Minutes from the November Cliftondale Community Club Meeting Including Reports on Cliftondale Elem. and Westlake High
The Cliftondale Community Club, Inc. held its monthly meeting November 12, 2012 at the Cliftondale Community Center on Butner Road. President Stanley Knowles chaired the meeting.
Submitted by Gayle Lesser, Secretary of the Cliftondale Community Club, Inc.
As a follow-up to the October meeting, at which Fulton County School Superintendent Robert Avossa was the guest speaker, featured speakers in November were Dr. Tony Wilcher of Cliftondale Elementary School and Dr. Grant Rivera of Westlake High School.
Dr. Wilcher has been Principal of Cliftondale Elementary School since its opening in 2009. He explained the Fulton County School System has implemented a five-year Strategic Plan with the goals of increasing County graduation rates from the current 70% to 90%, insuring that 85% of seniors will be eligible for admission to a University System of Georgia college or university, and that 100% of graduates will be work-ready as certified by a standardized test.
As the principal of an elementary school, Dr. Wilcher’s goal is that his students be at grade level in reading, writing, math, social studies, and science. He noted that Cliftondale Elementary has met the benchmarks set by the No Child Left Behind program every year.
Dr. Rivera explained that he is the 14th Principal in 19 years at Westlake High School, a math and science magnet school, hired with the mandate to turn the school around. He noted that Westlake now has the highest AP scores in South Fulton and last year scored the second highest SAT gain for Fulton County schools. Nonetheless, he considers the improvements only a start and pushes for greater academic rigor.

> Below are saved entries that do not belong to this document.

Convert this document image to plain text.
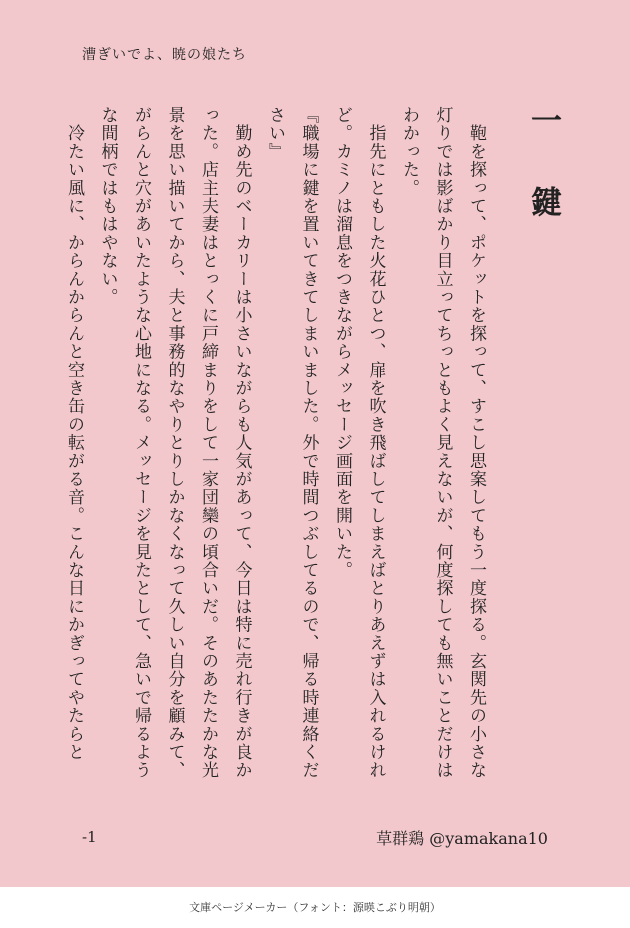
漕ぎいでよ、暁の娘たち
一　鍵

　鞄を探って、ポケットを探って、すこし思案してもう一度探る。玄関先の小さな灯りでは影ばかり目立ってちっともよく見えないが、何度探しても無いことだけはわかった。

　指先にともした火花ひとつ、扉を吹き飛ばしてしまえばとりあえずは入れるけれど。カミノは溜息をつきながらメッセージ画面を開いた。

『職場に鍵を置いてきてしまいました。外で時間つぶしてるので、帰る時連絡ください』

　勤め先のベーカリーは小さいながらも人気があって、今日は特に売れ行きが良かった。店主夫妻はとっくに戸締まりをして一家団欒の頃合いだ。そのあたたかな光景を思い描いてから、夫と事務的なやりとりしかなくなって久しい自分を顧みて、がらんと穴があいたような心地になる。メッセージを見たとして、急いで帰るような間柄ではもはやない。

　冷たい風に、からんからんと空き缶の転がる音。こんな日にかぎってやたらと

-1	草群鶏 @yamakana10
文庫ページメーカー（フォント：源暎こぶり明朝）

Dr. Rivera’s speech focused on the Strategic Plan’s themes of instruction (academic rigor), people (teachers and personnel), effective school culture (discipline, readiness to learn, and community service), and graduation rates. He gave a candid overview of his school’s greatest strengths, challenges, and problems, emphasizing the many initiatives underway to address the challenges and problems.
The initiatives include a program to improve the transition from middle school to high school by offering accelerated classes for middle school students and more career organizations and “hands-on” opportunities for a variety of occupations.